When we're caught up with the narrative in our minds, it doesn't feel yummy. We're detached from our presence or being. This causes tension in our experience because we're attending to a storyline instead of life here and now. 

The second we notice this icky feeling, we can free ourselves from it by withdrawing our attention from the thoughts and attending to our present experience -- what's actually happening, right here and right now. 

We can attend to the pulse of life within us rather than feeding it into the storyline.  

We are not the narrative in our head, we're the one listening to it - or not. We don't have to listen. We can turn our attention toward the actuality of what's happening now, to our immediate presence with life just as it is this moment. 

The narrative is always about stuff that not happening here and now. That's how we know it's not real. It's a story. Are we really living our lives, or is our life force being held hostage to a storyline about our lives? 

The storyline is what's not happening. Life is what's happening in this current moment. We can draw our attention toward our presence here, now. this moment.
We can slip behind the storyline and place our focus on I am. -- On the immediate experience of being present and feeling the aliveness pulsing within and through us.
 
This moment of noticing is freedom.

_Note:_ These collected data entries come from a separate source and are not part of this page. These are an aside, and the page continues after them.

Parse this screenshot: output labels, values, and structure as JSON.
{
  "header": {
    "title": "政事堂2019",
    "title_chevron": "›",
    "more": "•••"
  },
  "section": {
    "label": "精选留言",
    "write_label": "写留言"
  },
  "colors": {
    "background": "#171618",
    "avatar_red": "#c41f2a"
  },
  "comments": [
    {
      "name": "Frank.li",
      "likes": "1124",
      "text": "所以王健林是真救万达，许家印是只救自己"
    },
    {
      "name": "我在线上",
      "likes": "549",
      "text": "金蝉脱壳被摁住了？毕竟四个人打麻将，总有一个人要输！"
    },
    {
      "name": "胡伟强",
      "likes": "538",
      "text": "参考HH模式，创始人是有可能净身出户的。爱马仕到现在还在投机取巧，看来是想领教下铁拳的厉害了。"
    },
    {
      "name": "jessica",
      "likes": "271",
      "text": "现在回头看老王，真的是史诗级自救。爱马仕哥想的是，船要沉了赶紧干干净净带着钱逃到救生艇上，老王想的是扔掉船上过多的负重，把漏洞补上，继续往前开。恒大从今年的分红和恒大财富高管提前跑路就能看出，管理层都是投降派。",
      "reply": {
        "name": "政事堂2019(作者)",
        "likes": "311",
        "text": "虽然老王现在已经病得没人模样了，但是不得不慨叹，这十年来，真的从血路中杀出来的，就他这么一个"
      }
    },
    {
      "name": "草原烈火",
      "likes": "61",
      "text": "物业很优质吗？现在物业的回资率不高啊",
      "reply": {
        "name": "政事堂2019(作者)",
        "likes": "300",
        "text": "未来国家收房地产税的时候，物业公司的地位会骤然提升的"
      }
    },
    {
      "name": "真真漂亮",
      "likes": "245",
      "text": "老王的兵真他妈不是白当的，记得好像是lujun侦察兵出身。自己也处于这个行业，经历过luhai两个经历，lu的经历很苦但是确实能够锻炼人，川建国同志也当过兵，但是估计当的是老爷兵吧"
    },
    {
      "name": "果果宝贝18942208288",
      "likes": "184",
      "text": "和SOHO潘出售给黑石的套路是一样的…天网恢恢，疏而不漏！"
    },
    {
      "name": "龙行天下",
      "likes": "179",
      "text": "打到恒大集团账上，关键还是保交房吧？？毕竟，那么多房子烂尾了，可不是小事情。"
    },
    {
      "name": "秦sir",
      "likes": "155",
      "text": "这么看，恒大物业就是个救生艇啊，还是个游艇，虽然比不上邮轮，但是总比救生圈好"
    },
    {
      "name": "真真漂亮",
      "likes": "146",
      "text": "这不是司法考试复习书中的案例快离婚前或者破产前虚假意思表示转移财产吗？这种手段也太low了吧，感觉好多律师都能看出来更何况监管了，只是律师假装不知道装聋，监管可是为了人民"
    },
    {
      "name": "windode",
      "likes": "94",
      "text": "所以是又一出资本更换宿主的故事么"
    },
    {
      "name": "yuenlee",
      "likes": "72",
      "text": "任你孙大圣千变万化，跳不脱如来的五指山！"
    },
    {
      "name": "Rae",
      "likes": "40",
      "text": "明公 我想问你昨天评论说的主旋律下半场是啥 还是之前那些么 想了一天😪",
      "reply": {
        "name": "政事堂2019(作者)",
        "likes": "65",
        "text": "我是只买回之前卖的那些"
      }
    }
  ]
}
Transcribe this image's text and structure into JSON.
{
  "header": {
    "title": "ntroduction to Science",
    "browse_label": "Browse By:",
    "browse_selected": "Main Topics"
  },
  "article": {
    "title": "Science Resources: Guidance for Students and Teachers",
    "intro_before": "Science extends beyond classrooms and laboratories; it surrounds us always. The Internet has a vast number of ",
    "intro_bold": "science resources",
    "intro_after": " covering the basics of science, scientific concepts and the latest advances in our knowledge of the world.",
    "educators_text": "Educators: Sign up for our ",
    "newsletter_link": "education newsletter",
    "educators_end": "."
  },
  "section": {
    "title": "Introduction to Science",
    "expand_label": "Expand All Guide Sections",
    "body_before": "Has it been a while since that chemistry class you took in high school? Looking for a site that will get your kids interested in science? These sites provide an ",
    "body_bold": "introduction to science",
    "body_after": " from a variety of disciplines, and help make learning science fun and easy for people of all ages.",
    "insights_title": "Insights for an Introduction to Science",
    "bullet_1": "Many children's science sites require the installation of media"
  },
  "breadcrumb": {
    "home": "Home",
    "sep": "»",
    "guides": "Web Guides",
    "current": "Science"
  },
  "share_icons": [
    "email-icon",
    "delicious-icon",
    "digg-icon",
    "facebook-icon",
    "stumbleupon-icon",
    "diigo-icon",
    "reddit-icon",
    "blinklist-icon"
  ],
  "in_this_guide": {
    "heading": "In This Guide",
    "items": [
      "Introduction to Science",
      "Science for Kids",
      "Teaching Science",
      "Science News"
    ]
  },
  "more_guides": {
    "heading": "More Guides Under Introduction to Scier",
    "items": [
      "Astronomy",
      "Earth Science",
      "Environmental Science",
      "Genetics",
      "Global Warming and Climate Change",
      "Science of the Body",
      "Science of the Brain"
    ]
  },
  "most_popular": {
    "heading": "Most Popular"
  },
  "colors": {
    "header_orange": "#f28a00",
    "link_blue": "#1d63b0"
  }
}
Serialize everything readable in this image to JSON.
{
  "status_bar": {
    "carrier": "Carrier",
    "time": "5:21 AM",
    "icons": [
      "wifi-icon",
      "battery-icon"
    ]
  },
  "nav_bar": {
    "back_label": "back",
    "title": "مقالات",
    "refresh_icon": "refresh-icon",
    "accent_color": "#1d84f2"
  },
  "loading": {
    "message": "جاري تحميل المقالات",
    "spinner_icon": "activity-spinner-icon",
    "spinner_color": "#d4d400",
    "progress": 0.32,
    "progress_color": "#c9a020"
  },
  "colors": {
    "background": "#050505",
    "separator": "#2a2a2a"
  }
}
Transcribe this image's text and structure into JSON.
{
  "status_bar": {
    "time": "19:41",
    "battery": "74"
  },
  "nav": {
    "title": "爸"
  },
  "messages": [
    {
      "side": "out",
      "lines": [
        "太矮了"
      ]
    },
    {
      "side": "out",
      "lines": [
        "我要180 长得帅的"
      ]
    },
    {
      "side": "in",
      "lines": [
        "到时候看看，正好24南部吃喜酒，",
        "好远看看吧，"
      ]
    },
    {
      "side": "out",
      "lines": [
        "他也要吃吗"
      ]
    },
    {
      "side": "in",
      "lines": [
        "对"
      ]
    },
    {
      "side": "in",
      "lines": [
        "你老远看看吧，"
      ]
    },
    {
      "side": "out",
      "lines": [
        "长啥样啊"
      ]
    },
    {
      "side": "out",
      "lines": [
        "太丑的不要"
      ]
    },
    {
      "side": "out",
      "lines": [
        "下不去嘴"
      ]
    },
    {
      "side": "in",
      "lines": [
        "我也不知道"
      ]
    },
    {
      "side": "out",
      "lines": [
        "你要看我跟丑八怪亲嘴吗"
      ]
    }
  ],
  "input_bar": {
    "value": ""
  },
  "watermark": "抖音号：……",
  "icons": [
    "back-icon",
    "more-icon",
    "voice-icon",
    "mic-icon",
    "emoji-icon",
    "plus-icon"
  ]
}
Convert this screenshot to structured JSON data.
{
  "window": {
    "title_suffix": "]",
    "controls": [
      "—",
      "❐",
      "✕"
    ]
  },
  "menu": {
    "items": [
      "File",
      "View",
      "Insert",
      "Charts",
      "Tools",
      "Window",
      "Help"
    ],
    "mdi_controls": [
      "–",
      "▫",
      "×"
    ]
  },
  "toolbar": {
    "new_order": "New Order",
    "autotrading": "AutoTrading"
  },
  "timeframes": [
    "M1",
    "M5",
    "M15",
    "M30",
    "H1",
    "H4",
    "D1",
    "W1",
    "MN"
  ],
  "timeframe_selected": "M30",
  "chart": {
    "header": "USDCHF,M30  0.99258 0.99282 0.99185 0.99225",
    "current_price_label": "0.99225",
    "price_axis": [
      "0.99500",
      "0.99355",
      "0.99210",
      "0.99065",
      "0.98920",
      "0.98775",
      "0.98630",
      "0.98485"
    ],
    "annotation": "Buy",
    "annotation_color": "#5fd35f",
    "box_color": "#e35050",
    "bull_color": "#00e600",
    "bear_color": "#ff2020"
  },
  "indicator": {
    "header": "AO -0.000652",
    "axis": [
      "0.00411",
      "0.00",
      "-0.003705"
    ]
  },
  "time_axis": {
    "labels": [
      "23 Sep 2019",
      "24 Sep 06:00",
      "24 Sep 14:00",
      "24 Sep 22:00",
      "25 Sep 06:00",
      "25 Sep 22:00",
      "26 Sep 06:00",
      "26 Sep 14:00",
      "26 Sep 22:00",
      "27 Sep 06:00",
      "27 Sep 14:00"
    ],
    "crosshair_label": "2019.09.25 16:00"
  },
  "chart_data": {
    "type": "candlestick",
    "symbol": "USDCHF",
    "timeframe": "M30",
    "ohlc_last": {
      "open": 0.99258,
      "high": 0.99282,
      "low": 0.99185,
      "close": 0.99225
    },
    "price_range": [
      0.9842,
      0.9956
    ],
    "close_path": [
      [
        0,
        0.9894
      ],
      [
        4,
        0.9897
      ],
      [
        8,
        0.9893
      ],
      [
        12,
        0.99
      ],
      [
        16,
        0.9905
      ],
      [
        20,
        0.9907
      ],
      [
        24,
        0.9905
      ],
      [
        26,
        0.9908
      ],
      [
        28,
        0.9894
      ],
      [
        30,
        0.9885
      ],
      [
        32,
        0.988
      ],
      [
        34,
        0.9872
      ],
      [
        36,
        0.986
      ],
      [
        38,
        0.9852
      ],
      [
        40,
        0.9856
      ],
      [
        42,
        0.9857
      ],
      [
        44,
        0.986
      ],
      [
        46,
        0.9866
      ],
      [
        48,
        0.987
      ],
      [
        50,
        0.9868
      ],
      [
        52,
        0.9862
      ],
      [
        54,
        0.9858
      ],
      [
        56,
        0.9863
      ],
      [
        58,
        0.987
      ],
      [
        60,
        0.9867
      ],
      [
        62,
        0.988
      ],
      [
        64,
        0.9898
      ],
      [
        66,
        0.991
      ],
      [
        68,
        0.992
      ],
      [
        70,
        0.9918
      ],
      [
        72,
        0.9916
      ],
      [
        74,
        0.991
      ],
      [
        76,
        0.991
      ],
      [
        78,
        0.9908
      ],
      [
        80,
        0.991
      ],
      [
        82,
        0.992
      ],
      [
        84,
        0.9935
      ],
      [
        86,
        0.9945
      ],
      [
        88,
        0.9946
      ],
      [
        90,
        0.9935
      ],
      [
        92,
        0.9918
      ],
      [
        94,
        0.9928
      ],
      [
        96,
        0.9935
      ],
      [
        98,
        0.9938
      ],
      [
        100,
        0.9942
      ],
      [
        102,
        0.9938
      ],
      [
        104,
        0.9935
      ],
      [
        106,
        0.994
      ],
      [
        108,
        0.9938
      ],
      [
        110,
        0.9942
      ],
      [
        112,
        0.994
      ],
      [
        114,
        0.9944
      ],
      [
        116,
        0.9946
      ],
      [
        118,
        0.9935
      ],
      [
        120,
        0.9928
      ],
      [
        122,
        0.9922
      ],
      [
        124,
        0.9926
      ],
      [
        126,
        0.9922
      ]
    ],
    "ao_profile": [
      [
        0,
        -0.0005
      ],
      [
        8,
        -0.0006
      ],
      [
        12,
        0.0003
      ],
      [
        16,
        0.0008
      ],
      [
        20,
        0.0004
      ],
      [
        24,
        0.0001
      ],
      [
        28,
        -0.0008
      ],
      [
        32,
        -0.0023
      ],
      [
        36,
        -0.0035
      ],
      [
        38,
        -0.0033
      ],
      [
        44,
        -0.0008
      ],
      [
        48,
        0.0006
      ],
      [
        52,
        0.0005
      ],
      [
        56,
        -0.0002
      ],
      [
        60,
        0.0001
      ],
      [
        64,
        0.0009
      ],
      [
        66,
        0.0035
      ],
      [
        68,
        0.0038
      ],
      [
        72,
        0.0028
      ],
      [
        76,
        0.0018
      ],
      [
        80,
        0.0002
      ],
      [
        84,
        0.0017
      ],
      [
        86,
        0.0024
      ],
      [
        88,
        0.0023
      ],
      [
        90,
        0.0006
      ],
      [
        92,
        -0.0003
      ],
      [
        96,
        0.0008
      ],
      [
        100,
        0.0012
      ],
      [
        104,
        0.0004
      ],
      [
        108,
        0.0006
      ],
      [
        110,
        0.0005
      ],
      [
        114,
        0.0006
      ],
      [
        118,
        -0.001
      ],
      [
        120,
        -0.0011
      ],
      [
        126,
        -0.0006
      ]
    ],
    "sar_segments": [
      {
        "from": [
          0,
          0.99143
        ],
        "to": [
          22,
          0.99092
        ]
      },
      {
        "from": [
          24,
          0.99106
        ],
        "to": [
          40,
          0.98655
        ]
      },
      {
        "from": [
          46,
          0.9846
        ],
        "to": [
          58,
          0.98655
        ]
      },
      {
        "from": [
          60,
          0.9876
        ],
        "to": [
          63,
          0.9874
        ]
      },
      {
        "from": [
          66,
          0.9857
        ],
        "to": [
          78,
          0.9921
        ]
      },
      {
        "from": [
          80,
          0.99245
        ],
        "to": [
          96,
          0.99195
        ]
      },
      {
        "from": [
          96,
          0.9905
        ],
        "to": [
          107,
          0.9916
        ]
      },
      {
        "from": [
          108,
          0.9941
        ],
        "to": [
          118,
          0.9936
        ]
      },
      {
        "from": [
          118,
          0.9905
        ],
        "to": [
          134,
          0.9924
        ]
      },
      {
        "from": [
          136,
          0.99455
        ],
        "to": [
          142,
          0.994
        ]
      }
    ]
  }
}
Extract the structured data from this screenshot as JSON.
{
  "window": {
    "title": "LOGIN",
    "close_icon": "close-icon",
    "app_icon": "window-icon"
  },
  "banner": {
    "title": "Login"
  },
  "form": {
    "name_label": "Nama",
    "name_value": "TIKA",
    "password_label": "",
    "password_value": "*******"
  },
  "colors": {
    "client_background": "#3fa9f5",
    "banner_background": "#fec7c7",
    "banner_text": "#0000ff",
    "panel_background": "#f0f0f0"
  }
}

The more we attend to our presence, to the actuality or immediacy of what's happening here and now, the less we identify with the storyline narrative about what's not happening.

This is living meditation. It feels yummy to be with life as it is happening. Everything we need to deal with this moment is available now for this moment. We don't need to predict or plan. In fact, we can't really do either. What is useful comes to mind appropriately for the circumstance, without opinion or judgment, which only distorts our experience.